Von politischer Seite wird die Verwaltungshilfe offiziell stets gelobt, doch scheinen weder die Berater noch die zu Beratenden mit dieser Kooperation wirklich ganz zufrieden. Während die einen im kleinen Kreis davon reden, daß westdeutsche Beamte als besserwisserische Heilsverkünder aufträten, die glaubten, den »dummen Ossis« jetzt endlich die Regeln der Zivilisation beibringen zu können, wird von der anderen Seite kritisiert, ihre gutgemeinten und konstruktiven Ratschläge fielen stets auf steinigen Boden. Ungeachtet dieser gegenseitigen Kritik wird die Verwaltungshilfe jedoch als überwiegend hilfreich angesehen. Und dies ist gut so, denn es gibt wahrlich genug Aufgaben, für die eine funktionierende Verwaltung gebraucht wird.

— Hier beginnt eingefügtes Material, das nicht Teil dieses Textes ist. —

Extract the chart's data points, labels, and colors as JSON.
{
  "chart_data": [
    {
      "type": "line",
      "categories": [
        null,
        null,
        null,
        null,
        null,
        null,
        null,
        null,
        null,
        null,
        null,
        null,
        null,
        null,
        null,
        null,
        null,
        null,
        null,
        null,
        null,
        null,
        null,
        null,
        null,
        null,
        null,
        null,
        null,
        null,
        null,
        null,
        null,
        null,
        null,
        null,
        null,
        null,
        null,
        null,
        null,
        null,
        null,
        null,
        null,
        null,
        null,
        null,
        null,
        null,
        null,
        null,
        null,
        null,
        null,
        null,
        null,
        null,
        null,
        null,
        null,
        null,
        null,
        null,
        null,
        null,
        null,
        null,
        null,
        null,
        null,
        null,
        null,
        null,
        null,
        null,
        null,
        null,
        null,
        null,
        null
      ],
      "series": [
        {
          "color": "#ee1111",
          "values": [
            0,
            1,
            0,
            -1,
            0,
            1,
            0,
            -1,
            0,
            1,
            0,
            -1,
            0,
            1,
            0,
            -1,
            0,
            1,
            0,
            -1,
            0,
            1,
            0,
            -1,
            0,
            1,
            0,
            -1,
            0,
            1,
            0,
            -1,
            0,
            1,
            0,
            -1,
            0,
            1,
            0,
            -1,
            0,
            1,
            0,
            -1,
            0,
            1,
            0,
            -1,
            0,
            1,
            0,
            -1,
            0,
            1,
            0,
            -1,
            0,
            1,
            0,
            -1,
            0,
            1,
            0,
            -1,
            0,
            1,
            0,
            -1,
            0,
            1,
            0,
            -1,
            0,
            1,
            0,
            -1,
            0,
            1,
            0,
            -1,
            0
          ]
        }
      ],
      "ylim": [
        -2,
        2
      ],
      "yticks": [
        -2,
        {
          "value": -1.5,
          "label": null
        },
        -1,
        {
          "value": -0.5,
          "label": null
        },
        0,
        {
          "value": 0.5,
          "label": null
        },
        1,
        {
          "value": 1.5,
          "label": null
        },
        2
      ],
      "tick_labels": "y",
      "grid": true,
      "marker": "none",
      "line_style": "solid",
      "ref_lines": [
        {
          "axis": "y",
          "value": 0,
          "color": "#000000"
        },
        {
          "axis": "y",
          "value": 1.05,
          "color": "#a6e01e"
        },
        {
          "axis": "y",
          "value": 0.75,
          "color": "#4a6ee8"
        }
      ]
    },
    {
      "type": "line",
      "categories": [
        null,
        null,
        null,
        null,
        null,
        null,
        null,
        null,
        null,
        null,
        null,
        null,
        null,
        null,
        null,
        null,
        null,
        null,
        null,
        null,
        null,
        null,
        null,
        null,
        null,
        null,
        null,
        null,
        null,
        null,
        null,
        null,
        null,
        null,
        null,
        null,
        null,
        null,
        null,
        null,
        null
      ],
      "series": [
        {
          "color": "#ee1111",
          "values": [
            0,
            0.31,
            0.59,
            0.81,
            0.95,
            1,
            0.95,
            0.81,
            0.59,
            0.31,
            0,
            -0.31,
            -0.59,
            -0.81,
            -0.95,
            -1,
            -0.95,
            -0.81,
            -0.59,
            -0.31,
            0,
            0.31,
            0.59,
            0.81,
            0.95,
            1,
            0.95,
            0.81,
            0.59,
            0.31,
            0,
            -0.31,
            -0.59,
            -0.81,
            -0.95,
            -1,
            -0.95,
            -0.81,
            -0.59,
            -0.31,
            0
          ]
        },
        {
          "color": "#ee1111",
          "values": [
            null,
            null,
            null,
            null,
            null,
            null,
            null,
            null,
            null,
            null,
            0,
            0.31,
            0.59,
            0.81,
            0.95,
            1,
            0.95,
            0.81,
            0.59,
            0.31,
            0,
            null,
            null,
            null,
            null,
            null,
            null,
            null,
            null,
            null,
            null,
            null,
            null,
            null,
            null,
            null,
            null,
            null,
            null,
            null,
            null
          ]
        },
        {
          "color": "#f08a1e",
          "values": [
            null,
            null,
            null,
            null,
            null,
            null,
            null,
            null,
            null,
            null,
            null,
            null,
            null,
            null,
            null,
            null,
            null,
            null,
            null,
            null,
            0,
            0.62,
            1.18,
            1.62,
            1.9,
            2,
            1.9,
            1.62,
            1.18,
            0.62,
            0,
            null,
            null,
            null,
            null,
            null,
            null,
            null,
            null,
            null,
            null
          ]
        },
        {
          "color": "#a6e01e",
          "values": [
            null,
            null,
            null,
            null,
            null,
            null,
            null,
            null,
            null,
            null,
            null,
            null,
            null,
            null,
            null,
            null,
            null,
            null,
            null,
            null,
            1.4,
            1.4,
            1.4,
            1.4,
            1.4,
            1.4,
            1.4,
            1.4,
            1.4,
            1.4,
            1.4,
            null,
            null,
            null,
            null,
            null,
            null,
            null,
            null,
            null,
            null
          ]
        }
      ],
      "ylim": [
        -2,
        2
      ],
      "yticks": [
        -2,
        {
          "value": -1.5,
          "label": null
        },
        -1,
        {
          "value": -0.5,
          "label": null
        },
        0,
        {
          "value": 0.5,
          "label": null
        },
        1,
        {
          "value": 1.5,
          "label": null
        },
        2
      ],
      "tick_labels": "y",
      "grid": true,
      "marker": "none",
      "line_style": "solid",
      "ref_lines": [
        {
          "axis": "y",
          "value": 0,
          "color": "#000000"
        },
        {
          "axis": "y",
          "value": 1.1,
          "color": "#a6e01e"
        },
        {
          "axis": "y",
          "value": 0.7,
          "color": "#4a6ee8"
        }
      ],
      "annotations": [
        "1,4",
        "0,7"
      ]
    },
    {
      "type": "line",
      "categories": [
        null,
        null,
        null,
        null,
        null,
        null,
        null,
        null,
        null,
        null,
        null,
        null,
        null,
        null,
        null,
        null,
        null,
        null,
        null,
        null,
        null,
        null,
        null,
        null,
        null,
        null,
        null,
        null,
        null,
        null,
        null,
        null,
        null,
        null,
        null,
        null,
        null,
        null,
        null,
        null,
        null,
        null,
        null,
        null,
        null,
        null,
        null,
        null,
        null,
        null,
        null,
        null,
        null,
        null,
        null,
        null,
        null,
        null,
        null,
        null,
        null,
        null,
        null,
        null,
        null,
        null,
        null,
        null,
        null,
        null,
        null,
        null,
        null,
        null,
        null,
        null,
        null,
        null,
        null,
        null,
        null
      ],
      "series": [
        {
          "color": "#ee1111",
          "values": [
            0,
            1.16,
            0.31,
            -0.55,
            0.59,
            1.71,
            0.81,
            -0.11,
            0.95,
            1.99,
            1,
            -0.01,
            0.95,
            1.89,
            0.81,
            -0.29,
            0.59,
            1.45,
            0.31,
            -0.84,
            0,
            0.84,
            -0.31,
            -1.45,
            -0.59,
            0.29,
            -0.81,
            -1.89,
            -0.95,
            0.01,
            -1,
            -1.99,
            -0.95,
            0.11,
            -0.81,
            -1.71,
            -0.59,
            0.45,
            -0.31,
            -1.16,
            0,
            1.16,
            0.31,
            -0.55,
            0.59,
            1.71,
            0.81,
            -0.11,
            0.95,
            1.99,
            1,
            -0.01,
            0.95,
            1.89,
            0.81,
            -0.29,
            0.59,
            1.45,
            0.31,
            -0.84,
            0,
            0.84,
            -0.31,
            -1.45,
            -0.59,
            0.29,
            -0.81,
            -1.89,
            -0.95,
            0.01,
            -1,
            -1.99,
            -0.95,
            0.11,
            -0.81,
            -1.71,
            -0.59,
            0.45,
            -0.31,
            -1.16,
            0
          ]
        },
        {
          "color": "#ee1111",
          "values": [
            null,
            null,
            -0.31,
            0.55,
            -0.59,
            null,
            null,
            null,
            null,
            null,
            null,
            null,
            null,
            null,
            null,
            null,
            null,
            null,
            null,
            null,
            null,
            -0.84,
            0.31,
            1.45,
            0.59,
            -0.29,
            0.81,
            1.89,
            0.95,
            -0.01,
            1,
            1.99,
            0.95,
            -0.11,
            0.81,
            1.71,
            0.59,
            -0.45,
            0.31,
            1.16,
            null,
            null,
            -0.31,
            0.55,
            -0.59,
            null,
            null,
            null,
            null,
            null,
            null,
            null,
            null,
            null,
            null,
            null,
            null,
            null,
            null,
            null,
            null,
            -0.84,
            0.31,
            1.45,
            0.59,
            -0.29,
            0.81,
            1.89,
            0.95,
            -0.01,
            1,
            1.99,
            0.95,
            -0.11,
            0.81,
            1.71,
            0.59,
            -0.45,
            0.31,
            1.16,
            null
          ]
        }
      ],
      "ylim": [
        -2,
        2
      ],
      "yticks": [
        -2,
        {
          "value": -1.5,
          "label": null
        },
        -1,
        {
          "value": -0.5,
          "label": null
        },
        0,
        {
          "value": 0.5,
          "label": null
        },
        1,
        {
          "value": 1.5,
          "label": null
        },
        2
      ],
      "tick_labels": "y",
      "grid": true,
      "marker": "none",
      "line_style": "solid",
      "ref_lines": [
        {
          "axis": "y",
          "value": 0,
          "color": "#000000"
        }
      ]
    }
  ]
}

Nur ein Sechstel der Haushalte ist an eine mechanische Kläranlage angeschlossen, deren biologischer Teil 1991 in Betrieb gehen soll. Zwar sind zahlreiche Familien an die Kanalisation angeschlossen, doch gehen deren Abwässer ungeklärt in den nächsten Bach; überdies ist ein großer Teil der verlegten Rohre erneuerungsbedürftig. Für eine Reihe von Haushalten stehen ohnehin allenfalls hauseigene Klärgruben und Sickerschächte zur Verfügung. In 99 Prozent der Haushalte wird noch mit Braunkohle geheizt, doch sollen bis Ende 1992 80 Prozent an die Erdgasversorgung angeschlossen sein; gegenwärtig werden die Menschen nur mit Stadtgas versorgt, welches jedoch nur in Ausnahmefällen zum Heizen genutzt wird. Entsprechend belastet ist verständlicherweise auch die Luft. Genaue Werte will die Kreisverwaltung zwar nicht nennen, betont aber, daß der zu zwei Drittel aus Wald bestehende Kreis Neuhaus »nicht im Bereich der smoggefährdeten Zonen des Landes Thüringen« liegt; die gemessenen Werte hätten stets unter den Grenzwerten gelegen. Auch die Müllabfuhr könnte die Aufmerksamkeit einer funktionierenden Kreisverwaltung beanspruchen. Seit dem Fall der Grenzen hat sich das Müllaufkommen in Neuhaus auf jährlich 60 000 Kubikmeter Hausmüll verdreifacht, die derzeit genutzten Deponien sind nach Auskunft der Kreisverwaltung spätestens in acht Jahren voll. Zudem könnte es sich als verdienstvoll erweisen, die gesamte Verwaltungsstruktur im Landkreis zu verändern, wobei dies sinnvollerweise im Bundesland Thüringen einheitlich geschehen müßte. Verbandsgemeinden vergleichbar rheinland-pfälzischem Muster sind dort unbekannt, die 27 Gemeinden verwalten sich selbst. So kommt es, daß 24 dieser Gemeinden einen eigenen hauptamtlichen Bürgermeister und eigene hauptamtliche Verwaltungsmitarbeiter haben, unabhängig davon, ob die Gemeinde nun aus 300 oder 6 000 Einwohnern besteht. Doch ist fraglich, ob sich eine derartige Reform im Kreis Neuhaus noch lohnen würde. Erst 1953 wurde der Kreis aus Teilen der umliegenden Landkreise zusammengezimmert, und erste Zerfallserscheinungen sind schon sichtbar. So haben sich die Bewohner der zweitgrößten Stadt des Kreises, Lauscha,in einer internen Umfrage dafür ausgesprochen, wieder zu ihrem alten Landkreis Sonneberg zurückzukehren, und selbst Verwaltungsmitarbeiter machen keinen Hehl aus ihrer Auffassung, daß Neuhaus als Landkreis keine lange Zukunft mehr beschieden sein wird. Daun stünde dann wieder ohne Partner.